N ew media outlets have made a journalist out of just about anyone, but when one’s thoughts escape their blog and enter the godly world of books, readers expect research, depth and proper English.

Last week, Imz (Iman) Khattab celebrated the release of her non-fiction paperback “Cracking the Code of the Egyptian Relationshit,” introducing yet another self-help manual to the shelves of bookstores across Cairo and Alexandria.

The title might be catchy for its play on the word relationship, and in Egypt, foul language is not often spotted on book covers. However, “Cracking the Code” gives a sense that one is in for life-altering revelations; rocket science.
As it turns out, that was wishful thinking.

“Relationshit” is a lengthy compilation of silly chit-chats and girls nights out trying to unravel the puzzling nature of relationships.

In about 200 pages, Khattab examines the characteristics of 10 different men and 10 different women, all blamed for their lousy relationships.

The reader meets “The Criticizer,” “The Year Waster,” “The Married Lover Boy,” “The Junkie” and — a favorite — “The Serial Screwer.” Mid-way through the book we are introduced to the female of the sinners: “Intolerably Independent,” “Ridiculously Raghaya (Talkative),” “Jeopardizingly Jealous,” “Majorly Mo3aqada (Has Major Issues)” and “Perverse Priorities Person.”

After discussing her “convicts’” character flaws, Khattab shifts to dissecting the reasons behind their abhorrent behavior, listing explanations as to why men and women act in certain ways when in a relationship. She then warns her readers to look out for the “Danger Signs,” showers them with tips on how to get out of the lousy relationship and how to control the damage caused by the breakup.

The bulk of Khattab’s research was collected through her personal encounters and friends’ experiences, and the book surely stands out as such: uninspiring and linguistically weak.

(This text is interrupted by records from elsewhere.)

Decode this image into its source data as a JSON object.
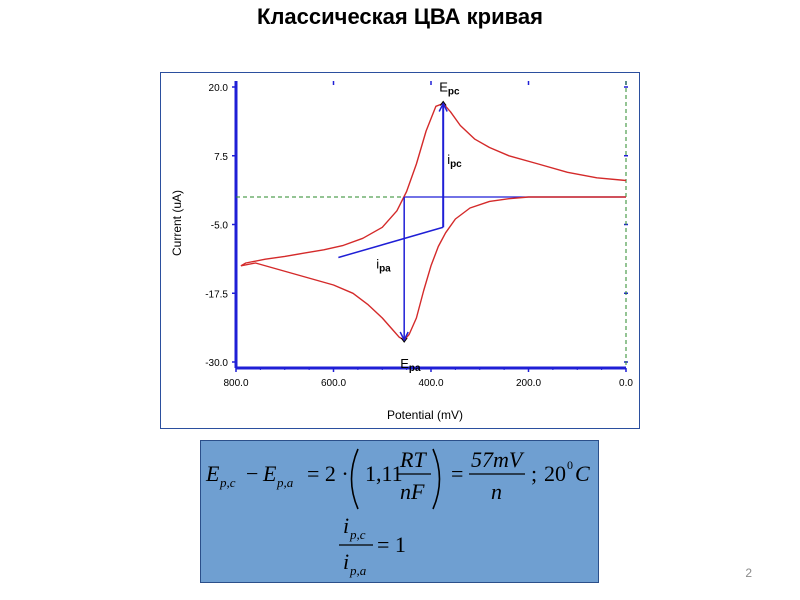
{
  "slide": {
    "title": "Классическая ЦВА кривая",
    "page_number": "2"
  },
  "chart_data": {
    "type": "line",
    "xlabel": "Potential (mV)",
    "ylabel": "Current (uA)",
    "xlim": [
      800,
      0
    ],
    "x_reversed": true,
    "ylim": [
      -30,
      20
    ],
    "xticks": [
      800,
      600,
      400,
      200,
      0
    ],
    "xtick_labels": [
      "800.0",
      "600.0",
      "400.0",
      "200.0",
      "0.0"
    ],
    "yticks": [
      20,
      7.5,
      -5,
      -17.5,
      -30
    ],
    "ytick_labels": [
      "20.0",
      "7.5",
      "-5.0",
      "-17.5",
      "-30.0"
    ],
    "grid": false,
    "series": [
      {
        "color": "#d42a2a",
        "x": [
          0,
          60,
          120,
          180,
          240,
          280,
          310,
          340,
          360,
          375,
          390,
          410,
          430,
          450,
          470,
          500,
          540,
          580,
          620,
          660,
          700,
          740,
          780,
          790
        ],
        "y": [
          3.0,
          3.5,
          4.5,
          6.0,
          7.5,
          9.0,
          10.5,
          13.0,
          15.5,
          17.0,
          16.5,
          12.0,
          6.0,
          1.0,
          -2.5,
          -5.5,
          -7.5,
          -8.8,
          -9.6,
          -10.2,
          -10.8,
          -11.3,
          -12.0,
          -12.5
        ]
      },
      {
        "color": "#d42a2a",
        "x": [
          790,
          760,
          720,
          680,
          640,
          600,
          560,
          530,
          500,
          480,
          465,
          455,
          445,
          430,
          415,
          400,
          385,
          370,
          350,
          320,
          280,
          240,
          200,
          150,
          100,
          50,
          0
        ],
        "y": [
          -12.5,
          -12.0,
          -13.0,
          -14.0,
          -15.0,
          -16.0,
          -17.5,
          -19.5,
          -22.0,
          -24.0,
          -25.5,
          -26.0,
          -25.0,
          -22.0,
          -17.0,
          -12.5,
          -9.0,
          -6.5,
          -4.0,
          -2.0,
          -0.8,
          -0.3,
          0.0,
          0.0,
          0.0,
          0.0,
          0.0
        ]
      }
    ],
    "baseline": {
      "color": "#1f1fd6",
      "x_start": 590,
      "y_start": -11.0,
      "x_end": 375,
      "y_end": -5.5
    },
    "guide_lines": {
      "color": "#2a8a2a",
      "style": "dashed",
      "horizontal_y": 0,
      "vertical_x": 0
    },
    "annotations": [
      {
        "label": "E",
        "sub": "pc",
        "x": 375,
        "y": 17
      },
      {
        "label": "i",
        "sub": "pc",
        "x": 375,
        "y": 6
      },
      {
        "label": "i",
        "sub": "pa",
        "x": 455,
        "y": -13
      },
      {
        "label": "E",
        "sub": "pa",
        "x": 455,
        "y": -26
      }
    ],
    "accent_color": "#1f1fd6"
  },
  "formula": {
    "line1_lhs": "E",
    "line1_sub1": "p,c",
    "minus": "−",
    "line1_e2": "E",
    "line1_sub2": "p,a",
    "eq1": "= 2 ·",
    "coef": "1,11",
    "frac1_num": "RT",
    "frac1_den": "nF",
    "eq2": "=",
    "frac2_num": "57mV",
    "frac2_den": "n",
    "temp_sep": ";",
    "temp_value": "20",
    "temp_sup": "0",
    "temp_unit": "C",
    "ratio_num": "i",
    "ratio_num_sub": "p,c",
    "ratio_den": "i",
    "ratio_den_sub": "p,a",
    "ratio_eq": "= 1"
  }
}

In the chapter titled “The Double Faced Man,” Khattab says: “In many of the cases I talked to that went through similar relations their break ups were absolutely ridiculous. The guys actually chose insane excuses to break off the relation, but they were a reflection of what he’s been hiding throughout the whole time [sic]. In one case, the guy broke up with his girlfriend because she bought a t-shirt that said ‘I Like Cute Boys!’”

At another point in the book, the author suggests that her readers cut out a statement and stick it to their mirror: “A man will give the women the minimum amount of commitment that’s enough to keep her.” If that’s true, then a gender war is long overdue.

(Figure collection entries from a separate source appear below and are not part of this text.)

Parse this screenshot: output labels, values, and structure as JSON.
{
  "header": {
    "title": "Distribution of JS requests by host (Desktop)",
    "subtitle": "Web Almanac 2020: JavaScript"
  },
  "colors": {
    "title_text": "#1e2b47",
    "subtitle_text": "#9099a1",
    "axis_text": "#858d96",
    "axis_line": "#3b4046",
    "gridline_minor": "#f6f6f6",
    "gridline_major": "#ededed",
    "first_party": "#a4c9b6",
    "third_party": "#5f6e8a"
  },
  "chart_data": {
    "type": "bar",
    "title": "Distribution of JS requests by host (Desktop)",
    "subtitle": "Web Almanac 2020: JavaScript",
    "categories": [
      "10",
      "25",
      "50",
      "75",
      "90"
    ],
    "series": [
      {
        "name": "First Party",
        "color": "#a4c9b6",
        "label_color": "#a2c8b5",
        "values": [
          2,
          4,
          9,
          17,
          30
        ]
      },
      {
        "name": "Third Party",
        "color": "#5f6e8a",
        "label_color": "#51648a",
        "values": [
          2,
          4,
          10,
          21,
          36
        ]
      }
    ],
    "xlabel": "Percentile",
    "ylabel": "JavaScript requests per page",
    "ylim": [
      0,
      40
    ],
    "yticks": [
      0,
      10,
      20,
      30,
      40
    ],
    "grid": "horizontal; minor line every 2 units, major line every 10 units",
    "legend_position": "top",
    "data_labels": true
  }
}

“Relationshit” is littered with errors, from grammatical mistakes and misuse of semicolons to blasphemous sentence structure. In addition, the author uses English and Arabic interchangeably throughout the book, spelling out Arabic phrases using Latin letters in “amma el hagga,” “gonoon 3azama,”“yedeeki 3ala demaghek,” “et3a2dty,” to list four, coming off as an amateur writer.

As far as the target audience of Khattab’s “Relationshit” is concerned, this reviewer is not among them. But if you are a self-help junkie, this book might just be the one to facilitate your shift to the other (sane) side.